Tocca a me, telefonate in diretta come i veri! mi piace la radio!

venerdì 27 febbraio sera, San Giorgio della Richinvelda. La mia presentatrice è Rosita, bibliotecaria con un piglio professionale, microfono, intervista, tutto molto ben organizzato, mi regalano le primuline e libri, gli amministratori capiscono l'importanza dell'accoglienza, mi sento bene,  facce amiche mi sorridono, la Red Family ha fatto numero e sostegno, grandi, così come Rinaldo in campo con signora.

sabato 28 febbraio pomeriggio, Fontanafredda, presentazione numero tre (Clauzetto numero uno), ci sono molti amici e persone nuove (bene), Nicoletta mi presenta, mi sto allenando alla modalità presentazione, vado più sciolta e si vede. Ormai sono tre giorni che parlo di Amy e Giorgio, se ci fosse anche il quarto giorno inizierei a pensare che siano reali. Pensandoci bene, in un certo senso, lo sono.

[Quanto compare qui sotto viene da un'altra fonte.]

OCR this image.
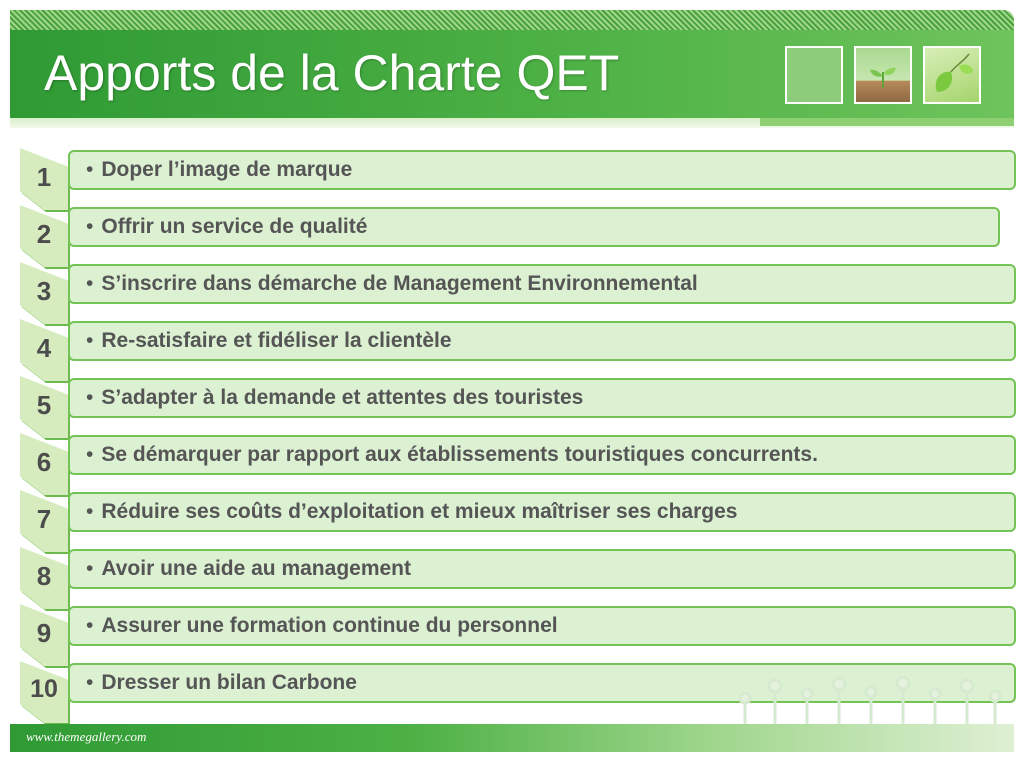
Apports de la Charte QET
1	• Doper l’image de marque
2	• Offrir un service de qualité
3	• S’inscrire dans démarche de Management Environnemental
4	• Re-satisfaire et fidéliser la clientèle
5	• S’adapter à la demande et attentes des touristes
6	• Se démarquer par rapport aux établissements touristiques concurrents.
7	• Réduire ses coûts d’exploitation et mieux maîtriser ses charges
8	• Avoir une aide au management
9	• Assurer une formation continue du personnel
10	• Dresser un bilan Carbone
www.themegallery.com
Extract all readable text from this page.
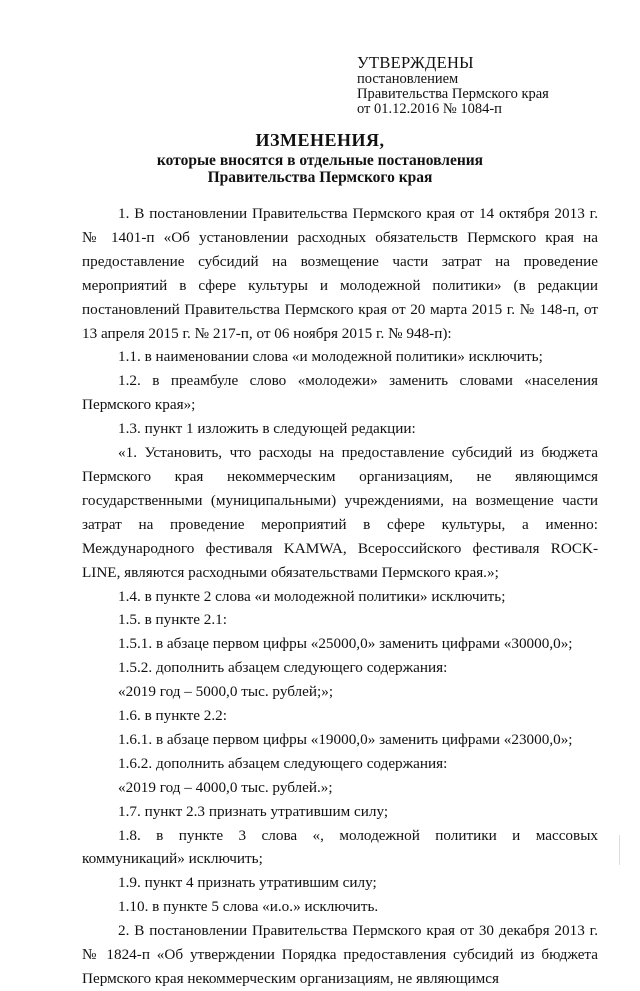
УТВЕРЖДЕНЫ
постановлением
Правительства Пермского края
от 01.12.2016 № 1084-п
ИЗМЕНЕНИЯ,
которые вносятся в отдельные постановления
Правительства Пермского края

1. В постановлении Правительства Пермского края от 14 октября 2013 г. № 1401-п «Об установлении расходных обязательств Пермского края на предоставление субсидий на возмещение части затрат на проведение мероприятий в сфере культуры и молодежной политики» (в редакции постановлений Правительства Пермского края от 20 марта 2015 г. № 148-п, от 13 апреля 2015 г. № 217-п, от 06 ноября 2015 г. № 948-п):

1.1. в наименовании слова «и молодежной политики» исключить;

1.2. в преамбуле слово «молодежи» заменить словами «населения Пермского края»;

1.3. пункт 1 изложить в следующей редакции:

«1. Установить, что расходы на предоставление субсидий из бюджета Пермского края некоммерческим организациям, не являющимся государственными (муниципальными) учреждениями, на возмещение части затрат на проведение мероприятий в сфере культуры, а именно: Международного фестиваля KAMWA, Всероссийского фестиваля ROCK-LINE, являются расходными обязательствами Пермского края.»;

1.4. в пункте 2 слова «и молодежной политики» исключить;

1.5. в пункте 2.1:

1.5.1. в абзаце первом цифры «25000,0» заменить цифрами «30000,0»;

1.5.2. дополнить абзацем следующего содержания:

«2019 год – 5000,0 тыс. рублей;»;

1.6. в пункте 2.2:

1.6.1. в абзаце первом цифры «19000,0» заменить цифрами «23000,0»;

1.6.2. дополнить абзацем следующего содержания:

«2019 год – 4000,0 тыс. рублей.»;

1.7. пункт 2.3 признать утратившим силу;

1.8. в пункте 3 слова «, молодежной политики и массовых коммуникаций» исключить;

1.9. пункт 4 признать утратившим силу;

1.10. в пункте 5 слова «и.о.» исключить.

2. В постановлении Правительства Пермского края от 30 декабря 2013 г. № 1824-п «Об утверждении Порядка предоставления субсидий из бюджета Пермского края некоммерческим организациям, не являющимся
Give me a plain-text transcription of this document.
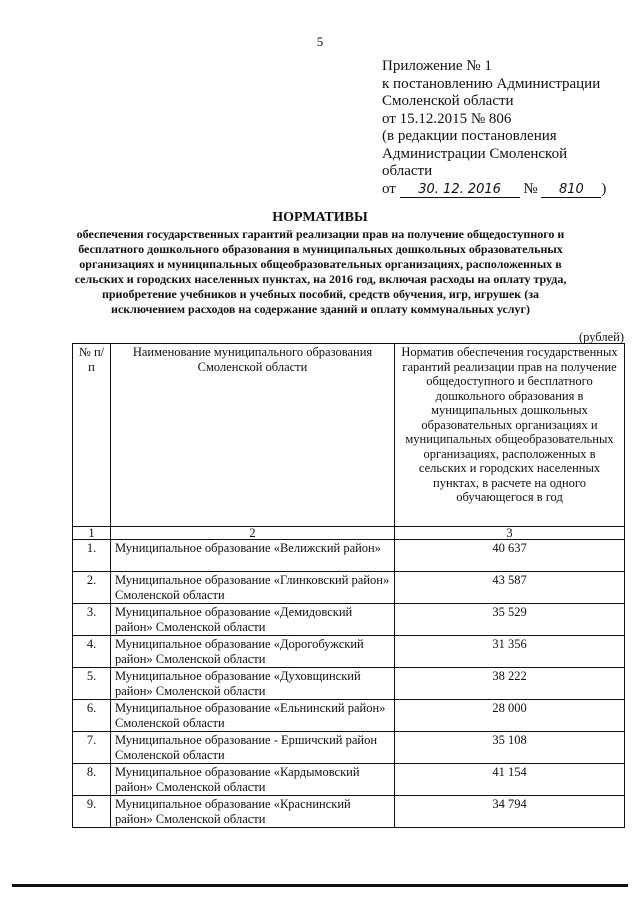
5
Приложение № 1
к постановлению Администрации
Смоленской области
от 15.12.2015 № 806
(в редакции постановления
Администрации Смоленской
области
от 30. 12. 2016 № 810 )
НОРМАТИВЫ
обеспечения государственных гарантий реализации прав на получение общедоступного и бесплатного дошкольного образования в муниципальных дошкольных образовательных организациях и муниципальных общеобразовательных организациях, расположенных в сельских и городских населенных пунктах, на 2016 год, включая расходы на оплату труда, приобретение учебников и учебных пособий, средств обучения, игр, игрушек (за исключением расходов на содержание зданий и оплату коммунальных услуг)
(рублей)
№ п/п	Наименование муниципального образования Смоленской области	Норматив обеспечения государственных гарантий реализации прав на получение общедоступного и бесплатного дошкольного образования в муниципальных дошкольных образовательных организациях и муниципальных общеобразовательных организациях, расположенных в сельских и городских населенных пунктах, в расчете на одного обучающегося в год
1	2	3
1.	Муниципальное образование «Велижский район»	40 637
2.	Муниципальное образование «Глинковский район» Смоленской области	43 587
3.	Муниципальное образование «Демидовский район» Смоленской области	35 529
4.	Муниципальное образование «Дорогобужский район» Смоленской области	31 356
5.	Муниципальное образование «Духовщинский район» Смоленской области	38 222
6.	Муниципальное образование «Ельнинский район» Смоленской области	28 000
7.	Муниципальное образование - Ершичский район Смоленской области	35 108
8.	Муниципальное образование «Кардымовский район» Смоленской области	41 154
9.	Муниципальное образование «Краснинский район» Смоленской области	34 794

domenica 1 marzo, concerto a Precenicco, musica italiana, mi sento un po' fuori sincrono, metà delle canzoni (cantate benissimo) non le conosco, effetto nostalgia canaglia (peccato! non sono per niente nostalgica). Niente da fare, il repertorio vintage non mi coinvolge (tranne per "via", devo ammetterlo, ho un debole per questa canzone).

lunedì 2 marzo, telefonata ad editore a vuoto, ritenta sarai più fortunata e preparativi per la partenza.

martedì 3 marzo, continuo a correre per la partenza, non ricordo nemmeno tutte le cose che ho fatto, ma so che ho sistemato particolari tutto il giorno. Telefonato ad editore, trovato, ho trovato il tesoro? Sicuramente per il momento ho una piccola mappa.

mercoledì 4 marzo, a lignano per parlare di lavoro, viaggio utile? Il tempo lo dirà. Preparativi per la partenza, ancora, sistema valigie, pulisci, ordina, uff

giovedì 5 marzo, lezione, docenza, una ogni tanto per non perdere l'abitudine, ho spiegato il meccanismo della prima impressione, che impressione! A lezione c'era il mondo! Ancora preparativi, ma per quanto parto? Mi ha risposto Ms Julie che mi ospita e che mi aspetta.

venerdì 6 marzo, adesso, fuori settimana, eh già, ho detto da giovedì a giovedì, è venerdì da quasi mezz'ora, ma questo non c'entra...domani mattina docenza, cosa spiego? Ah sì! Adesso ricordo!